Pune, 17th January 2022: There are many historic milestones on and around Fergusson College Road in Pune. A milestone like ‘Purushottamashram’ or ‘Wrangler Paranjpye Bungalow’ is located at a distance of nearly 150 metres in the lane adjacent to Vaishali restaurant.
As a journalist, I had a close relationship with this bungalow for some time. The reason for this was Shakuntala Paranjpye, a resident of that bungalow at that time.
Shakuntalabai Paranjpye was awarded the ‘Padma Bhushan’ in 1991 and on that occasion, I had gone to her bungalow on the Wrangler Paranjpye Road and interviewed her. The Indian Express reporter Sangeeta Jahagirdar-Jain and photographer Milind Wadekar accompanied me. In the 1980s, awards like Padma Shri, Padma Bhushan and Padma Vibhushan were not devalued as much as they are now. Newspapers and other periodicals those days used to publish interviews with the award winners. Shakuntalabai was awarded the Padma Bhushan in recognition of her significant contributions in the pre-independence and post-independence periods, especially for spreading the family planning movement.
I had entered a historic landmark, a bungalow of a very famous family in Maharashtra. Shakuntalabai, who had shaped the social history of Maharashtra for the last five-six decades, was then nearing 90!
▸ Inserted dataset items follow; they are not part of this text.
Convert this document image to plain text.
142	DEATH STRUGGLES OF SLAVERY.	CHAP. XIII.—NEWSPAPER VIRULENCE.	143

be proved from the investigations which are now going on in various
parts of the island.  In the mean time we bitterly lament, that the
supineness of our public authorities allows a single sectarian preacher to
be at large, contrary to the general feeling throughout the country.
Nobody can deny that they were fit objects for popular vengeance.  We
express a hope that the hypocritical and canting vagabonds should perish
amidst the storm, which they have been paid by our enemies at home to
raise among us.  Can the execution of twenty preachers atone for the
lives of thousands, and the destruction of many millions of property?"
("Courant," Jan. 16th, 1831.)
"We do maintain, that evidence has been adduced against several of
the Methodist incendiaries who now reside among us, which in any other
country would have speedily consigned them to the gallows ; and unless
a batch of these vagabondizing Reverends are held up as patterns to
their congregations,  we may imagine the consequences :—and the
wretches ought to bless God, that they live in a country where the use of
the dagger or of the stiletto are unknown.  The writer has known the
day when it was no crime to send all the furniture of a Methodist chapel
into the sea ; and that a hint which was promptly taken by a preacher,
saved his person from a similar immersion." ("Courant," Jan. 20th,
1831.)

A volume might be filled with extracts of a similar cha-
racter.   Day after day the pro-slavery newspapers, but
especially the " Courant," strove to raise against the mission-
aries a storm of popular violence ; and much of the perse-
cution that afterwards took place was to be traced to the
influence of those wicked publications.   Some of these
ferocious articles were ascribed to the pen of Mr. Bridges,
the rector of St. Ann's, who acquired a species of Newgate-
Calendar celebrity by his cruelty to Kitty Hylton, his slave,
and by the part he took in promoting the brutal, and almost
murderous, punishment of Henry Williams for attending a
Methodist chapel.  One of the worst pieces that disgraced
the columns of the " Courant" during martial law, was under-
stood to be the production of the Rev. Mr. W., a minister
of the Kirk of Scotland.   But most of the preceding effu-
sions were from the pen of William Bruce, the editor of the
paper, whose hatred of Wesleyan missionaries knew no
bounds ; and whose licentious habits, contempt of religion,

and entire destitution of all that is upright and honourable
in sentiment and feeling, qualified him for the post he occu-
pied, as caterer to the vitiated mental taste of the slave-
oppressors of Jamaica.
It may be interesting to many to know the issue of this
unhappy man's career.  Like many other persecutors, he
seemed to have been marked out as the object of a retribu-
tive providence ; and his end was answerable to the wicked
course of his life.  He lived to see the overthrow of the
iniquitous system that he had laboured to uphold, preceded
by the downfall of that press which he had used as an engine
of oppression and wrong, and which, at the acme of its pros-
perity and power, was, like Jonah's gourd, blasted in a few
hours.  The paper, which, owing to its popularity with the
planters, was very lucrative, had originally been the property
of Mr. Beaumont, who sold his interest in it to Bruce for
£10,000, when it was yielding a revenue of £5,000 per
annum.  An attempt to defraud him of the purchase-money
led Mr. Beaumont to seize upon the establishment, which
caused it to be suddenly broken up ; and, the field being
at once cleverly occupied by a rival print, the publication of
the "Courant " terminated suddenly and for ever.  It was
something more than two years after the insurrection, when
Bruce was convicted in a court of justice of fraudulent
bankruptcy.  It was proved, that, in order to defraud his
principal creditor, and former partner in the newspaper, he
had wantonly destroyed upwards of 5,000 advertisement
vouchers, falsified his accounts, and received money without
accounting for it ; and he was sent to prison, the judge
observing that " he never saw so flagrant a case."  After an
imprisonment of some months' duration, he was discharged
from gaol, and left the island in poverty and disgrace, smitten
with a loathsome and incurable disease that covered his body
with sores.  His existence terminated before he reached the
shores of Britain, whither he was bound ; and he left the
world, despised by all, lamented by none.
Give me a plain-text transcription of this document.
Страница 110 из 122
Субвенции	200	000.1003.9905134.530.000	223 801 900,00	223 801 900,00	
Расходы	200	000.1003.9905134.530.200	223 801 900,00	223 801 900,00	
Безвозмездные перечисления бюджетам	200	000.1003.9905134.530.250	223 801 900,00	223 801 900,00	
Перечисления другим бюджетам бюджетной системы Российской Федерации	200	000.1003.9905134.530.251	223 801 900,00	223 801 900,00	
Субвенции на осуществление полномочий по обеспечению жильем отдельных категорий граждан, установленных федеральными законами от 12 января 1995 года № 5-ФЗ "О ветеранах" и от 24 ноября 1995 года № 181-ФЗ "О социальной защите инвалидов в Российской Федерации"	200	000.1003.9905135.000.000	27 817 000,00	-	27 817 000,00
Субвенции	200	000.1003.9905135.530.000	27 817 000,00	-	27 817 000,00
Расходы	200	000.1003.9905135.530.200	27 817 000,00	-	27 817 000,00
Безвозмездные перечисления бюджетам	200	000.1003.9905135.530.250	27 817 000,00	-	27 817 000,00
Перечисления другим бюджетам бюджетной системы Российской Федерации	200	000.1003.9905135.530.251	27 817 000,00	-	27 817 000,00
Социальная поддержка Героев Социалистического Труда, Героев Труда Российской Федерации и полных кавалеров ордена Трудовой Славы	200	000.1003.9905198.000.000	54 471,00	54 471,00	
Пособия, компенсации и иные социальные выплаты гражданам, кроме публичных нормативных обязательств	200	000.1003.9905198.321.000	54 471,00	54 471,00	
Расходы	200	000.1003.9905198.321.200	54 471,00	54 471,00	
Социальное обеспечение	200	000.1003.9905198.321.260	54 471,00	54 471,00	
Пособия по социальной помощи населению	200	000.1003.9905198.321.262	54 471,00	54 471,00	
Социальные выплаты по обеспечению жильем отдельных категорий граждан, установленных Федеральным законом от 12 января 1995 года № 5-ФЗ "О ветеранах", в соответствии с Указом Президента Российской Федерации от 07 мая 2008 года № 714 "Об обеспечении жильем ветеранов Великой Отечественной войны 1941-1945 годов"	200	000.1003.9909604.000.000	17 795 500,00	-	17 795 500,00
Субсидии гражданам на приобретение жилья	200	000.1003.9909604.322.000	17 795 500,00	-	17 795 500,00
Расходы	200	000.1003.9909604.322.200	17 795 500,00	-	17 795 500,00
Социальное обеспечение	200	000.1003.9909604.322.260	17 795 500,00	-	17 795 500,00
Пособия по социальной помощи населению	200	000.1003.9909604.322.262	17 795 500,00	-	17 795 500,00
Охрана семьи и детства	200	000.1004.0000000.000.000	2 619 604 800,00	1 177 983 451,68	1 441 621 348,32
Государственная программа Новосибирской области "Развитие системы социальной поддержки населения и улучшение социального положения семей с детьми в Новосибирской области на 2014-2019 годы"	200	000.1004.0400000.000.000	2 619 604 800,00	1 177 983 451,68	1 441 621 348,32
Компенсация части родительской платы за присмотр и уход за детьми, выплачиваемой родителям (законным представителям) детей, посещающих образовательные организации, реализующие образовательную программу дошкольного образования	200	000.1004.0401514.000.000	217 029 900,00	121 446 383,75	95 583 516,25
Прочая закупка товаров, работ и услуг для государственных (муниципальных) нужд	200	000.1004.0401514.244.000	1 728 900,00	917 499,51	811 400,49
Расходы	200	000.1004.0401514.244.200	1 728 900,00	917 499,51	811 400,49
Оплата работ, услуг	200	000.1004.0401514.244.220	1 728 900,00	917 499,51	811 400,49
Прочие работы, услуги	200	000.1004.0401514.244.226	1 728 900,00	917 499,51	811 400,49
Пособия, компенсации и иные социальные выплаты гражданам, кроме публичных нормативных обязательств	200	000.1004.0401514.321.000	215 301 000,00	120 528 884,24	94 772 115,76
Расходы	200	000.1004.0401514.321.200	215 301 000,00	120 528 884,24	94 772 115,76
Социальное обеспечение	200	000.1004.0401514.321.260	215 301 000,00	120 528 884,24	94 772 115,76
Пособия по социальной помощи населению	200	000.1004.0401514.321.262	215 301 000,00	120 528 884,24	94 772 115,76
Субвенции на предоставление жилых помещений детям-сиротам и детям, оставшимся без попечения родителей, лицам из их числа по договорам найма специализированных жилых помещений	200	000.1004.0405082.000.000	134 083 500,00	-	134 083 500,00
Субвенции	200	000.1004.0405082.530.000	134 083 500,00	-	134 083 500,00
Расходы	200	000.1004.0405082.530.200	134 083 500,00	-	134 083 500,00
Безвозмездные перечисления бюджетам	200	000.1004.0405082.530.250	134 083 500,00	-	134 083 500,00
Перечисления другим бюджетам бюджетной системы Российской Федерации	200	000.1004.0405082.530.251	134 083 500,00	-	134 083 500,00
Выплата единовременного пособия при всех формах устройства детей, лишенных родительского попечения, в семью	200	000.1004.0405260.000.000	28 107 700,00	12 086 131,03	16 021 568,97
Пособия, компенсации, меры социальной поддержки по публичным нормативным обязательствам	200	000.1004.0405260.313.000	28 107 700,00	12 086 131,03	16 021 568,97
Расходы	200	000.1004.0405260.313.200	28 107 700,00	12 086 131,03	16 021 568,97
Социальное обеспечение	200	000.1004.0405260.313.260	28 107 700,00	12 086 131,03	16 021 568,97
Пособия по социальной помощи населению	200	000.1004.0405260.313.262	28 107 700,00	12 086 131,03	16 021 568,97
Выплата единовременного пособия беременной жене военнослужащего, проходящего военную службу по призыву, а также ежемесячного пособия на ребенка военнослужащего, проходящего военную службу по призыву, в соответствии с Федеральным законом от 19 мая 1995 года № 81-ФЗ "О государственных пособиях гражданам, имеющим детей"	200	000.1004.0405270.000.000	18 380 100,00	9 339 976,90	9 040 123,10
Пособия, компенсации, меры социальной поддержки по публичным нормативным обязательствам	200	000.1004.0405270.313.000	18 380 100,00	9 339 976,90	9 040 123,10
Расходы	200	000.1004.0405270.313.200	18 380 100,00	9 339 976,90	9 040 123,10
During the interview, it was not wise to urge Shakuntalabai to wear a sari or a nice dress for a photo at that age. In retrospect, I feel she would not have paid any heed to our suggestion. So the photographer, Milind Wadekar, took a photo of her in a red gown. There was no way of combing her grey, dishevelled hair in a bob cut. Shakuntalabai, who was in a good mood, gave a broad toothless smile.
The same photo was printed with the interview. (The newspaper pages then were, of course, black and white.)
The educational, social, political and cultural history of Maharashtra is incomplete without mentioning the legendary Paranjpye family. Raghunath Purushottam Paranjpye was the first Indian to win the coveted title of Senior Wrangler from the University of Cambridge in England. At that university, a ‘Wrangler’ is a student who gains first-class honours in the final year of the university’s degree in mathematics. The highest-scoring student is the Senior Wrangler.
When a student, Vinayak Damodar Savarkar, organised a bonfire of foreign-produced clothes in Pune to oppose the British rule, the principal of Ferguson College, Paranjpye fined him for misconduct. So an enraged Lokmanya Tilak wrote a strongly worded editorial against him in ‘Kesari’. Many such editorials against Paranjpye have been published in ‘Kesari’.
Shakuntala was the only daughter of Senior Wrangler Paranjpye. While studying at Cambridge, she married a Russian painter, Eura Sleptzop. After their divorce, in 1937, she returned to Pune with her daughter, Sai, and stayed there till the end. On her return from Europe, Shakuntalabai acted in 12 or 13 Marathi films. Sairandhri, Lokshahir Ram Joshi, and Ramshastri are some of them. She also had a guest appearance in V. Shantaram’s film `Kunku’.
Raghunath Dhondo Karve, Shakuntala’s cousin living in Mumbai, sought her help in his birth control campaign and so from Pune, she joined him in the pioneering movement of family planning. Those days, in the Paranjpye bungalow located at Bhamburda in the present-day Shivajinagar, on the other side of the river outside Pune, Shakuntala Paranjpye sold caps and jellies specially made for contraception to women at very nominal prices. Contraceptives and contraceptive pills or any method of contraception had not yet reached the ears of the educated or other common people. Speaking or writing on sexual topics was strictly taboo at that time.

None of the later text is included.